Thriller

[CRITIQUE] Dalloway, de Yann Gozlan

Le pitch : Clarissa, romancière en mal d’inspiration, rejoint une résidence d’artistes prestigieuse à la pointe de la technologie. Elle trouve en Dalloway, son assistante virtuelle, un soutien et même une confidente qui l’aide à écrire. Mais peu à peu, Clarissa éprouve un malaise face au comportement de plus en plus intrusif de son IA, renforcé par les avertissements complotistes d’un autre résident. Se sentant alors surveillée, Clarissa se lance secrètement dans une enquête pour découvrir les réelles intentions de ses hôtes. Menace réelle ou délire paranoïaque ?

Pour son nouveau film, Yann Gozlan (Boîte Noire, Un Homme Idéal, Vision…) adapte le roman « Les Fleurs de l’Ombre » de Tatiana de Rosnay, paru en 2020. Et comme souvent chez lui, on est en plein dans la paranoïa moderne. Cette fois, cap sur un futur très proche : Paris 2028 impacté par une nouvelle pandémie qui rôde et une intelligence artificielle omniprésente dans le quotidien. Il y a comme un air de déjà vu anxiogène dès les premières minutes, alors qu’on découvre le quotidien d’une auteure, vivant dans un appartement moderne totalement régit par une IA appelée Dalloway (nom qui fait écho au roman de Virginia Woolf “Mrs Dalloway” *wink wink*).

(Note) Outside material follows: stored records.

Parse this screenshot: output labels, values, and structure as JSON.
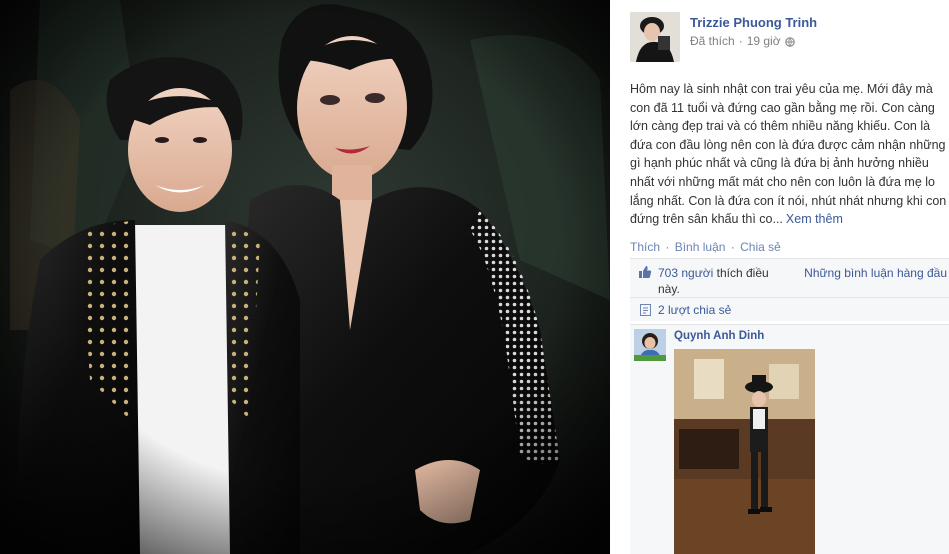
{
  "post": {
    "author_name": "Trizzie Phuong Trinh",
    "liked_label": "Đã thích",
    "separator": "·",
    "time": "19 giờ",
    "text": "Hôm nay là sinh nhật con trai yêu của mẹ. Mới đây mà con đã 11 tuổi và đứng cao gần bằng mẹ rồi. Con càng lớn càng đẹp trai và có thêm nhiều năng khiếu. Con là đứa con đầu lòng nên con là đứa được cảm nhận những gì hạnh phúc nhất và cũng là đứa bị ảnh hưởng nhiều nhất với những mất mát cho nên con luôn là đứa mẹ lo lắng nhất. Con là đứa con ít nói, nhút nhát nhưng khi con đứng trên sân khấu thì co...",
    "see_more": "Xem thêm"
  },
  "actions": {
    "like": "Thích",
    "comment": "Bình luận",
    "share": "Chia sẻ",
    "sep": "·"
  },
  "likes": {
    "count": "703 người",
    "suffix": "thích điều này.",
    "sort_label": "Những bình luận hàng đầu"
  },
  "shares": {
    "label": "2 lượt chia sẻ"
  },
  "comment": {
    "author": "Quynh Anh Dinh"
  },
  "icons": {
    "privacy": "globe-icon",
    "like": "thumbs-up-icon",
    "share": "share-icon",
    "sort": "caret-down-icon"
  },
  "colors": {
    "link": "#3b5998",
    "muted": "#7f7f7f",
    "panel_bg": "#f6f7f9"
  }
}
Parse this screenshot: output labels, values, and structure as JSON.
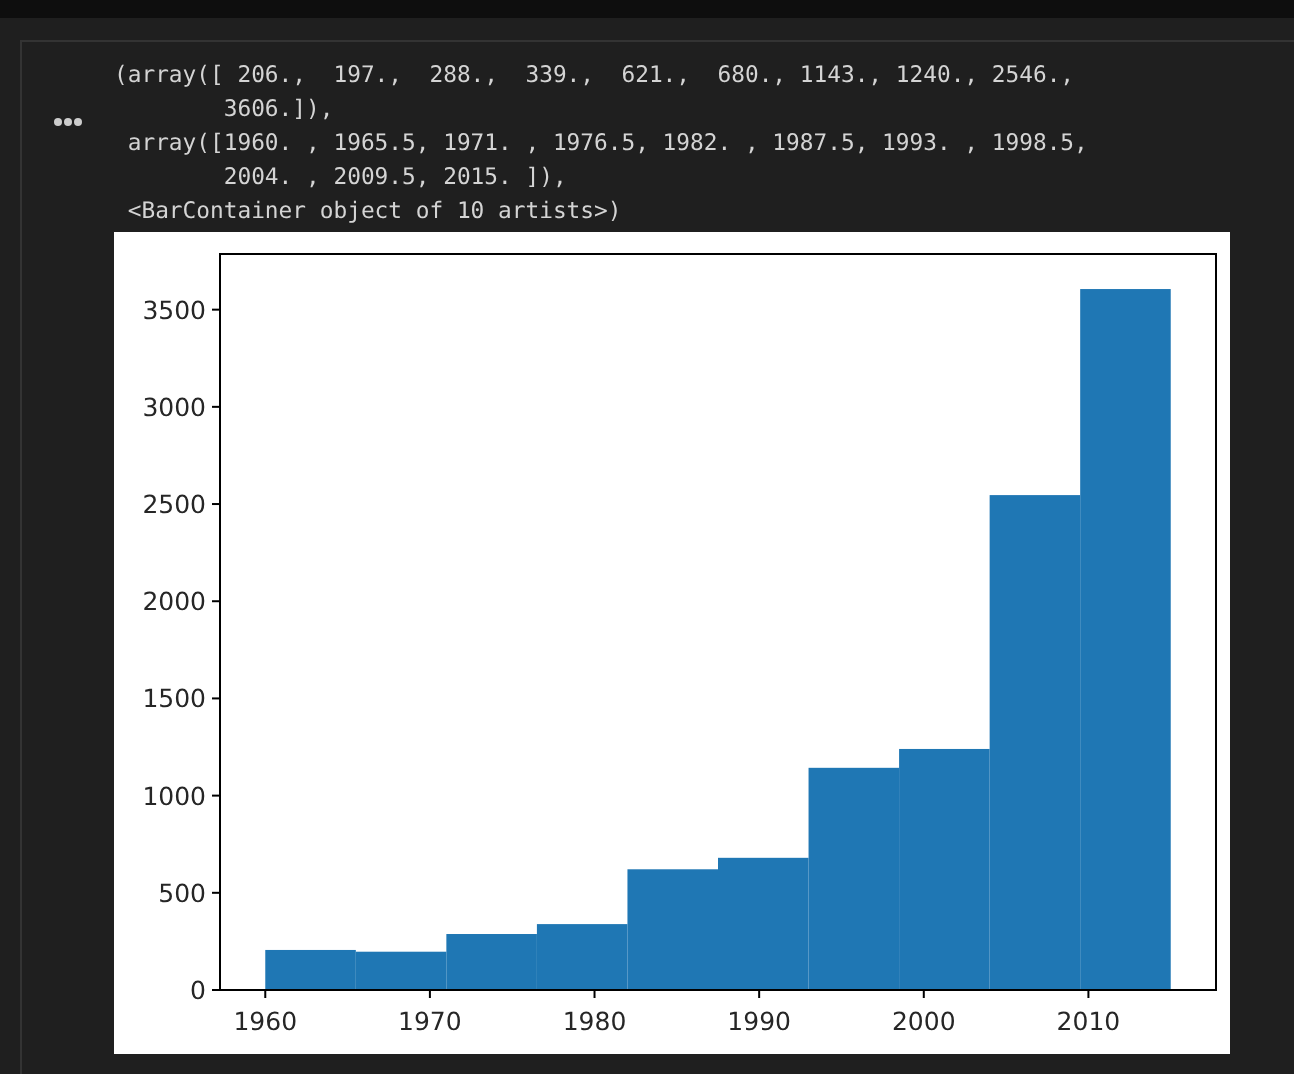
{
  "output_lines": [
    "(array([ 206.,  197.,  288.,  339.,  621.,  680., 1143., 1240., 2546.,",
    "        3606.]),",
    " array([1960. , 1965.5, 1971. , 1976.5, 1982. , 1987.5, 1993. , 1998.5,",
    "        2004. , 2009.5, 2015. ]),",
    " <BarContainer object of 10 artists>)"
  ],
  "figure": {
    "chart_data": {
      "type": "bar",
      "x": [
        1962.75,
        1968.25,
        1973.75,
        1979.25,
        1984.75,
        1990.25,
        1995.75,
        2001.25,
        2006.75,
        2012.25
      ],
      "series": [
        {
          "color": "#1f77b4",
          "values": [
            206,
            197,
            288,
            339,
            621,
            680,
            1143,
            1240,
            2546,
            3606
          ]
        }
      ],
      "xlim": [
        1957.25,
        2017.75
      ],
      "ylim": [
        0,
        3786.3
      ],
      "xticks": [
        1960,
        1970,
        1980,
        1990,
        2000,
        2010
      ],
      "yticks": [
        0,
        500,
        1000,
        1500,
        2000,
        2500,
        3000,
        3500
      ]
    }
  }
}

Visuellement, Dalloway se découvre avec son esthétique froide, clinique et plutôt scolaire : une photographie bleutée quand l’IA est présente ou plus chaude quand l’humain est au centre et des décors industriels où la nature se fait rare. Yann Gozlan, fan revendiqué d’Hitchcock, cultive ce côté glacial, où chaque pièce semble conçue pour enfermer le spectateur dans le doute, comme pour nous inciter à anticiper l’entourloupe. Et ça marche : on est happé par la lente montée de malaise qui entoure cette romancière en perte de vitesse, tiraillée entre son deuil et une assistante virtuelle un peu trop invasive.

Là où le film devient intéressant, c’est dans la double lecture qu’il propose : est-ce qu’on assiste aux délires d’une artiste influençable qui projette ses névroses sur la technologie, ou est-ce qu’il y a vraiment derrière cette IA une logique d’exploitation et de contrôle ? C’est cette ambiguïté, portée par une héroïne fragilisée par le deuil de son fils, qui donne son sel au récit.

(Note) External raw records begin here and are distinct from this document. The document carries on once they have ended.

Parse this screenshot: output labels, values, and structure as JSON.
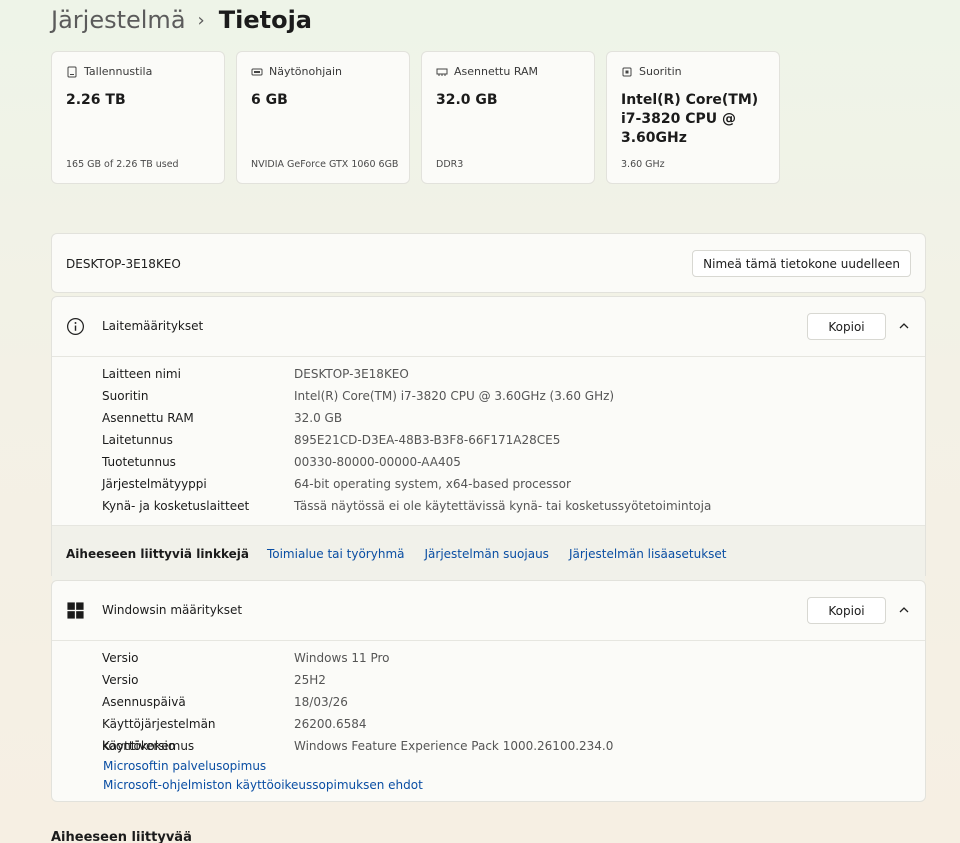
{
  "breadcrumb": {
    "parent": "Järjestelmä",
    "separator": "›",
    "current": "Tietoja"
  },
  "specs": [
    {
      "label": "Tallennustila",
      "value": "2.26 TB",
      "sub": "165 GB of 2.26 TB used",
      "icon": "storage-icon"
    },
    {
      "label": "Näytönohjain",
      "value": "6 GB",
      "sub": "NVIDIA GeForce GTX 1060 6GB",
      "icon": "gpu-icon"
    },
    {
      "label": "Asennettu RAM",
      "value": "32.0 GB",
      "sub": "DDR3",
      "icon": "ram-icon"
    },
    {
      "label": "Suoritin",
      "value": "Intel(R) Core(TM) i7-3820 CPU @ 3.60GHz",
      "sub": "3.60 GHz",
      "icon": "cpu-icon"
    }
  ],
  "device": {
    "name": "DESKTOP-3E18KEO",
    "rename_label": "Nimeä tämä tietokone uudelleen"
  },
  "device_specs": {
    "title": "Laitemääritykset",
    "copy_label": "Kopioi",
    "rows": [
      {
        "label": "Laitteen nimi",
        "value": "DESKTOP-3E18KEO"
      },
      {
        "label": "Suoritin",
        "value": "Intel(R) Core(TM) i7-3820 CPU @ 3.60GHz (3.60 GHz)"
      },
      {
        "label": "Asennettu RAM",
        "value": "32.0 GB"
      },
      {
        "label": "Laitetunnus",
        "value": "895E21CD-D3EA-48B3-B3F8-66F171A28CE5"
      },
      {
        "label": "Tuotetunnus",
        "value": "00330-80000-00000-AA405"
      },
      {
        "label": "Järjestelmätyyppi",
        "value": "64-bit operating system, x64-based processor"
      },
      {
        "label": "Kynä- ja kosketuslaitteet",
        "value": "Tässä näytössä ei ole käytettävissä kynä- tai kosketussyötetoimintoja"
      }
    ]
  },
  "related_links": {
    "label": "Aiheeseen liittyviä linkkejä",
    "links": [
      "Toimialue tai työryhmä",
      "Järjestelmän suojaus",
      "Järjestelmän lisäasetukset"
    ]
  },
  "windows_specs": {
    "title": "Windowsin määritykset",
    "copy_label": "Kopioi",
    "rows": [
      {
        "label": "Versio",
        "value": "Windows 11 Pro"
      },
      {
        "label": "Versio",
        "value": "25H2"
      },
      {
        "label": "Asennuspäivä",
        "value": "18/03/26"
      },
      {
        "label": "Käyttöjärjestelmän koontiversio",
        "value": "26200.6584"
      },
      {
        "label": "Käyttökokemus",
        "value": "Windows Feature Experience Pack 1000.26100.234.0"
      }
    ],
    "links": [
      "Microsoftin palvelusopimus",
      "Microsoft-ohjelmiston käyttöoikeussopimuksen ehdot"
    ]
  },
  "related_heading": "Aiheeseen liittyvää",
  "colors": {
    "link": "#0a4ea3",
    "accent": "#0067c0"
  }
}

Le hic, c’est que Dalloway reste trop souvent le cul entre deux chaises. À force de maintenir le doute, le film finit par tourner en rond, rallonge inutilement certaines scènes et manque surtout d’un véritable parti pris. Plonger franchement dans la dystopie ou, au contraire, creuser plus intimement la psychose de son personnage, aurait donné une puissance supplémentaire. Là, ça reste une variation élégante, mais un peu trop superficielle, sur des thèmes qu’on a déjà vus ailleurs, qui résonnent comme la rengaine peu creusée de ceux qui affirment que l’IA nous remplacera tous, parce qu’ils l’ont lu ou entendu quelque part. Pas étonnant que certains y voient un épisode mineur de Black Mirror, difficile de leur donner tort !

Malgré ça, le film se laisse suivre sans peine. Yann Gozlan capte bien les angoisses de notre époque : peur d’un nouveau virus, peur d’être remplacés par l’IA, peur d’être espionnés jusque dans nos espaces les plus intimes. Dalloway ne révolutionne rien, mais il cristallise ces inquiétudes avec une efficacité certaine.

Au casting : Cécile de France (Par Amour, Second Tour, La Passagère…) est excellente, avec une interprétation prenante qui donne de l’intensité à l’ambiance générale, face à une Anna Mouglalis (Mickey 17, La Vénus d’Argent, L’Événement…) à la voix naturellement envoûtante, tandis que Lars (frère de Lars) Mikkelsen (House of Cards, The Witcher, Ahsoka…) sème le trouble. À noter que la voix de Dalloway est incarnée par Mylène Farmer (Ghostland, Arthur et les Minimoys…), qui parvient à rendre l’IA suffisamment humaine pour frôler la frontière entre le monde binaire et le monde physique.

En conclusion, Yann Gozlan propose un thriller psychologique glacial et efficace, qui joue habilement avec nos peurs contemporaines. Prenant, oui, mais Dalloway a comme un petit goût d’incomplet sur les bords. À voir.